Na última coluna escrevi sobre o álbum Blue & Lonesome, dos Rolling Stones. Ali dei um toque sobre como alguns consagrados artistas de ‘fígado Blues’, que resvalaram para sonoridades mais pop ao longo da carreira, tendem a voltar para o gênero agora que estão mais velhinhos. Provavelmente para sobreviverem às agruras e torturas psicológicas, preço imposto pela maldição da encruzilhada.
Será que é aquela quase infalível volta do exílio? Todo o exilado, sem exceção, quer voltar para o local onde nasceu. Um exilado sem volta enlouquece. Van Morrison aborda o tema no seu álbum Too Long in Exile, de 1993. Aliás, se me lembrarem falarei sobre ele adiante, é um dos melhores do bardo em 40 anos, na minha humilde opinião.
Voltando aos velhinhos (-: Robin Trower entrou numas em 2015 com o seu Something’s About to Change. As 12 faixas escancaram bem o estilo definitivamente muito peculiar do seu blues. Nada soa como o surrado “same old blues”, que não muda uma vírgula há mais de 40 anos, mesmo tendo sido aplicados exatamente os mesmos fundamentos; shuffles de Chicago, slows, swings etc. É que vêm embrulhados de outra forma. Para presente, eu diria.
O timbre da guitarra é algo que congelará o sangue nas veias dos que se ligam nessas filigranas. Ponto uma vez mais para Leo Fender (embora, cá para nós, soe mais para uma Gib Flying ‘Albert’ V) . Robin, que sempre usou Lespauls no Procol Harum, usa Stratocasters há muito tempo. Desde que trombou numa que Martin Barre (que só usava Gibson) tinha encostada só para slide guitar, num ensaio com Jethro Tull. Na época experimentou e gritou “é isto !!” E nunca mais largou. Se eu fosse venenoso e pudesse, perguntaria a caras como Trower , Gilmour, Jeff Beck e outros por que usam Fenders se as regulam até soarem como Gibsons. Reparem. Nenhuma delas soa como SRV, Jimi, Robert Cray ou Mark Knopler (em Sultans of Swing) que é o timbre central do protótipo. (A Jeff darei desconto, sei que o faz por causa do peso menor, ele mesmo disse isso lá nos anos 1970).

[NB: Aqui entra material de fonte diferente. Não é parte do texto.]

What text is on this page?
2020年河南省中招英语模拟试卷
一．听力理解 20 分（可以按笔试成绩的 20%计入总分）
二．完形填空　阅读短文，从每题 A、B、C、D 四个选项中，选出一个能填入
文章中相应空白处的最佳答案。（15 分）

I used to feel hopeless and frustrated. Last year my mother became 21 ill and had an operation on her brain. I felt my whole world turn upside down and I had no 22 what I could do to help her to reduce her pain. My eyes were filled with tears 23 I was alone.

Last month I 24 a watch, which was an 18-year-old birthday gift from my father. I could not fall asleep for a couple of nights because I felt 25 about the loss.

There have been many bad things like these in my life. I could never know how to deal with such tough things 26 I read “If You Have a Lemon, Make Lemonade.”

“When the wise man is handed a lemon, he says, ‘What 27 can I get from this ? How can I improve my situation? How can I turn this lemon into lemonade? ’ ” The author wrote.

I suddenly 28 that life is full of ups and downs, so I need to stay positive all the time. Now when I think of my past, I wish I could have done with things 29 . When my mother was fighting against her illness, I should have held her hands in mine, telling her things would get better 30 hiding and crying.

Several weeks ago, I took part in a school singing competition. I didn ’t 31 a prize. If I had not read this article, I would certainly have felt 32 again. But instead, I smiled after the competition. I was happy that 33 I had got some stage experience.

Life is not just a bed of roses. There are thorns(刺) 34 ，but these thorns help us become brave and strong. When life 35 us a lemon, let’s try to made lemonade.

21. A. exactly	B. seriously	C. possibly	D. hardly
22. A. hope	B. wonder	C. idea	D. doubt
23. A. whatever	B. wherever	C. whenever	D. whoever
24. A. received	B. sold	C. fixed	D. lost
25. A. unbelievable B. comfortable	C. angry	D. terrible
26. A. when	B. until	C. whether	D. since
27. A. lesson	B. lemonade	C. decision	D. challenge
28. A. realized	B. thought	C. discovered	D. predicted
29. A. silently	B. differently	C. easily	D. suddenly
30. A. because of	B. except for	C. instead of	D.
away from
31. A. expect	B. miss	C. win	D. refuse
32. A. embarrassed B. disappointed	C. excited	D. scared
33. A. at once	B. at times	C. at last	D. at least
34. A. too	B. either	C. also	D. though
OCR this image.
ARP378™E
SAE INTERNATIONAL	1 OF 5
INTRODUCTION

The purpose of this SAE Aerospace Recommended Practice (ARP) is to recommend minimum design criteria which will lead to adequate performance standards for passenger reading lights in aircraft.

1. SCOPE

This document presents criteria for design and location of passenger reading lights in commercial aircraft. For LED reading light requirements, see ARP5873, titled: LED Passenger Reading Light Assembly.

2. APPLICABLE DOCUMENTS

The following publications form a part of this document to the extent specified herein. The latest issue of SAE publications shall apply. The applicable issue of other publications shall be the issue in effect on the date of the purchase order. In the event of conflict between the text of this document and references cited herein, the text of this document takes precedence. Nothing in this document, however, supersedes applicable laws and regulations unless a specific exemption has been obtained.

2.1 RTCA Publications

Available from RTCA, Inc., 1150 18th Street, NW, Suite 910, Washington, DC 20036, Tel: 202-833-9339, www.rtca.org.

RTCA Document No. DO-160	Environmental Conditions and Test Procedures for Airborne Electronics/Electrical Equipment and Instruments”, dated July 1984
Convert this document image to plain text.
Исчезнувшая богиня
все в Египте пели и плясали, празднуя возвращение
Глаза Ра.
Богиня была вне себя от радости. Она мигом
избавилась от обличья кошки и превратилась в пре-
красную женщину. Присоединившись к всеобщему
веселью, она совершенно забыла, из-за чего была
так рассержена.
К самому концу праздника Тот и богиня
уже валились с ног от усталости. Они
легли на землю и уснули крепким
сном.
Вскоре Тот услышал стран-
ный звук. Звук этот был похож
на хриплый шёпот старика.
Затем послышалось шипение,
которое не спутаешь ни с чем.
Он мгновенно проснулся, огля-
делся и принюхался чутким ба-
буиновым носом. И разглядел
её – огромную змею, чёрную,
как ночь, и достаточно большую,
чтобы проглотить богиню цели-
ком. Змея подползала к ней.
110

Em Fallen, segunda faixa, ficam bem evidenciadas as assinaturas blues e timbre de Robin Trower. Que sonzeira! Ao ouvir com atenção What You Never Want to Do (faixa 6) percebe-se a mesmíssima levada rhythm and blues eternizada por Junior Wells para Messing With The Kid. No mesmo sentido, Up And Gone também é um ‘Shuffle” de Chicago, a expressão maior do blues, o seu samba digamos.
Mas Robin Trower não quer pagar pau para a sonoridade original. E precisa? Não! Not the same old blues. Ainda bem. Até porque Trower é inglês, Chicago é bem longe dali e não colheu algodão como Muddy Waters ou BB King. Cada um no seu galho e cada resultado é igualmente importante e delicioso.
Em alguns momentos o álbum soa repetitivo dada a boa dose de melancolia que permeia a coisa toda. Ingleses são bons nisso de forma geral, melancolia, especialmente os mais velhos. E envelhecer reduz o metabolismo. A coisa pode ficar arrastada, como se se estivesse atravessando um rio com água pela cintura. Mas logo chega a margem redentora!
Se você quer saber o que anda fazendo um dos mais importantes guitarristas da história do rock e de onde veio esse seu rock, confira este trabalho.